ForalltheSaints · 14/04/2019 21:13

A sad situation and if you are thinking of contesting the will seek legal advice. Personally the secret wedding and not being invited would be the thing that would offend me most.

Easyroad · 14/04/2019 21:32

Thanks for many kind and helpful words.

I do want to stress that it was me who suggested my dad and his then girlfriend see a solicitor because I cared about her wellbeing. My dad was adamant I would inherit everything and I could see this was awful for her i.e. her home and security and would leave lots of unresolved issues after his death for the two of us to sort out. But I never for a moment foresaw this new outcome as he showed no inclination to change his plans to pass on his inheritance to me and my kids through his will and I’d always assumed she would do the same for her nephews with her smaller estate.

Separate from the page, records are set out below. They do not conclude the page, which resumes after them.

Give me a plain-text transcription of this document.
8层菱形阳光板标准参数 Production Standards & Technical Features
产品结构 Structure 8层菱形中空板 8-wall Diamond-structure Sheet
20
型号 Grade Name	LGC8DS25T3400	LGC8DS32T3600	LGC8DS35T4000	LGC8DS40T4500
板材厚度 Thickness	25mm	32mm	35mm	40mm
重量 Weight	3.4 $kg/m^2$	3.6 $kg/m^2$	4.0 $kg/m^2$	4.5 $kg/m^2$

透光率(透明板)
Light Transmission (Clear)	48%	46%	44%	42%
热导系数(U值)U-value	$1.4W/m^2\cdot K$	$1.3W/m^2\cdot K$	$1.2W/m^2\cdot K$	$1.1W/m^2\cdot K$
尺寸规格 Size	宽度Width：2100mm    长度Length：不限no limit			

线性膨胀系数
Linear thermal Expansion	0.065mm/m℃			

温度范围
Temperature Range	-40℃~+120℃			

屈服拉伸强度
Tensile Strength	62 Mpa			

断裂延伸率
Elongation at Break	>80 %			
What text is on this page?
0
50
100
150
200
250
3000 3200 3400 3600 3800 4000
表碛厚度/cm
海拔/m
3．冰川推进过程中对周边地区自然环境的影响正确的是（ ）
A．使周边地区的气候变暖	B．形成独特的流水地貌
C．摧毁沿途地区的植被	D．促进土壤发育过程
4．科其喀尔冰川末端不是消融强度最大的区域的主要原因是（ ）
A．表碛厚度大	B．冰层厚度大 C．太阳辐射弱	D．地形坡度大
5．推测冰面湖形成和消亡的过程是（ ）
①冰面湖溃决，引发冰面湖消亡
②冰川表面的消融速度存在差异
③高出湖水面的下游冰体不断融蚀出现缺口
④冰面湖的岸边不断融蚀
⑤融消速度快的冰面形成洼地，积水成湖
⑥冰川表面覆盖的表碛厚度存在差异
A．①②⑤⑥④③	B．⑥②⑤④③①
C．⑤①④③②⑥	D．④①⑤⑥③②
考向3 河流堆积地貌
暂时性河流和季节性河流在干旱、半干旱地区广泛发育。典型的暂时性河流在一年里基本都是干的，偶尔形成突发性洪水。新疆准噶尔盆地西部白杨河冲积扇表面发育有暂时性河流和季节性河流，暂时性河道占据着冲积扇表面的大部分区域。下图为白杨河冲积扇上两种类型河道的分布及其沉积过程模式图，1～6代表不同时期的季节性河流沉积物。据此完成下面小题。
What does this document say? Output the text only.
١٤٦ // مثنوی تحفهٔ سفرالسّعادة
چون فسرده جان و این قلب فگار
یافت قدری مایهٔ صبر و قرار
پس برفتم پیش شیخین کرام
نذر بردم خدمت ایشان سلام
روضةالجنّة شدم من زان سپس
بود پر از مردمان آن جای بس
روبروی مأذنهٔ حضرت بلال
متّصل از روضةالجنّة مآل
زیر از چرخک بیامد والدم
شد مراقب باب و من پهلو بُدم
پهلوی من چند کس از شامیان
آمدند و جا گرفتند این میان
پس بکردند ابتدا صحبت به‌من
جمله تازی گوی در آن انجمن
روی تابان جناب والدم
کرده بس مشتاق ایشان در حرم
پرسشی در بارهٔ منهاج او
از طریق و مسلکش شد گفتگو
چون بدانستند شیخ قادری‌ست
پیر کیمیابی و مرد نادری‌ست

I do understand I have no right as such to his estate and see how much her love and support to him are worth. But I’m pretty gobsmacked by this dramatic change of plan.

Thanks for all the help it really has armed me with more info.

OP posts:
nauticant · 14/04/2019 21:37

I think part of the justifiable frustration in threads like this is when a parent makes clear what they want to happen to their estate but then they make a will that leads to an outcome that goes against this. They create a mess because they want to avoid having uncomfortable conversations.

Our Mam has made a will equally splitting her estate between her children. That's fine. However, she gave over £10000 to one of my siblings and rather than account for this in her will, she told me that I will need to approach this sibling after her death and get them to hand money over to me to settle what our Mam sees as an inequality. It wouldn't surprise me if this hasn't been mentioned to my sibling and so she's sowing the seeds of a nasty dispute. As far as I'm concerned I plan to let this thorny issue lie. However, if my older brother is aware of this I would expect him to demand his "share" of the £10000.

If she said the £10000 is none of the other siblings' business, that would be great. If she said it's our business and so the will accounts for it, that would be great too. What's not great is the "solution" she has created that could cause an unpleasant war between her kids.

Hearhere · 14/04/2019 21:38

It does sound like the truth is they actually got married 3 years ago and that's why the woman was suddenly less friendly, feet under the table, didn't have to pretend anymore

Hearhere · 14/04/2019 21:41

The secret wedding is very telling, I think it sends the message that you don't have a place in their new life together

Torridon19 · 14/04/2019 21:45

In Scotland, a third of an estate is always ring-fenced for any children, and they divide it equally. This is set in stone by Scottish law, whether the surviving spouse wants this to happen or not.